Ed Straker, American Thinker, February 20, 2018
The New York Times had an article about the kinds of rice slaves used to grow and eat. The most interesting part was the comments by readers. A number of readers took offense at the use of the word “slaves” to describe people who were enslaved.
Evy San Francisco February 14, 2018
When will the _New York Times_ change it stylesheet so writers stop using the word “Slave,” and instead write about “enslaved people.”

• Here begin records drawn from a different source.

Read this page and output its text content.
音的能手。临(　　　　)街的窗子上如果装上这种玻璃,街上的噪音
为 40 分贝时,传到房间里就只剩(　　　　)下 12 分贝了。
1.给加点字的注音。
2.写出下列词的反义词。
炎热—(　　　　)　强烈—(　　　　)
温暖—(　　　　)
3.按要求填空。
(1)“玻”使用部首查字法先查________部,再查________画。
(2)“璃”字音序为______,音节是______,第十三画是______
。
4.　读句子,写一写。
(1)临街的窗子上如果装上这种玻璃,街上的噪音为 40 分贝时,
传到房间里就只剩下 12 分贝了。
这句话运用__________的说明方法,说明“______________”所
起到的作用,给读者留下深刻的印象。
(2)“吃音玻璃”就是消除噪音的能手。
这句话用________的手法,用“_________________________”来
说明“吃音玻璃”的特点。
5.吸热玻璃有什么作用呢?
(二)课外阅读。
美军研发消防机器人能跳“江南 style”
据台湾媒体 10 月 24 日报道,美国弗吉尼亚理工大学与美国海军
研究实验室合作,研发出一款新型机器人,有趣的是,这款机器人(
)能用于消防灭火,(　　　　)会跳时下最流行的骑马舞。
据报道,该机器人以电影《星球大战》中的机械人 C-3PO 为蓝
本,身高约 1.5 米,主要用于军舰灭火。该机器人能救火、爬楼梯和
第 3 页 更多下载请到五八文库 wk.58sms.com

NormBC British Columbia February 14, 2018
I can’t more strongly concur. “Slave” is demeaning and seems to shift the blame for what is not a person, but a condition. Use “enslaved people” always.
This is not word play!
Laurence Maine February 14, 2018
While I appreciate this article, it’s time for the New York Times to give up the word “slave” and refer to the human beings who were enslaved as “enslaved people”. Check Michael Twitty’s writings and you’ll find him making this point. Africans were forcibly brought to this country and enslaved, but notwithstanding the US Constitution, they were fully human, even when enslaved. Enslavement puts the onus where it belongs – on those doing the enslaving, while “slave” characterizes the human beings enslaved by acts out of their control. Come on Times, you can do better.
Here is the classic problem with liberalism: they want to simultaneously have their victims and eat them, too.
On the one hand, liberals like talking about slavery because it shows how evil white people were (are) and how virtuous minorities were (are). But on the other hand, slavery makes black people look weak. You can’t imagine a Black Panther being a slave, can you? So liberals are torn by the desire to portray blacks as victims, 150 years after slavery was abolished, and the desire to portray them as strong and bold (at all times in history). Hence the cognitive dissonance over “slave.”
I guess “slave” will soon join other banned terms like
“retarded” (even if used in no relation to learning-disabled people)
“negro” (except if you work for the United Negro College Fund)
“colored people” (except if you work for the NAACP)
“fat” (instead, you have to say, “I’d like the plus-size chicken breast, please”)
“homosexual” (but “heterosexual” is as good as always)
Exit question: I’m sure that before long, even the phrase “enslaved people” will become unacceptable in the constantly shifting liberal lexicon. Do you think that before long, we’ll have to start calling slaves “people of captivity”? Or something else?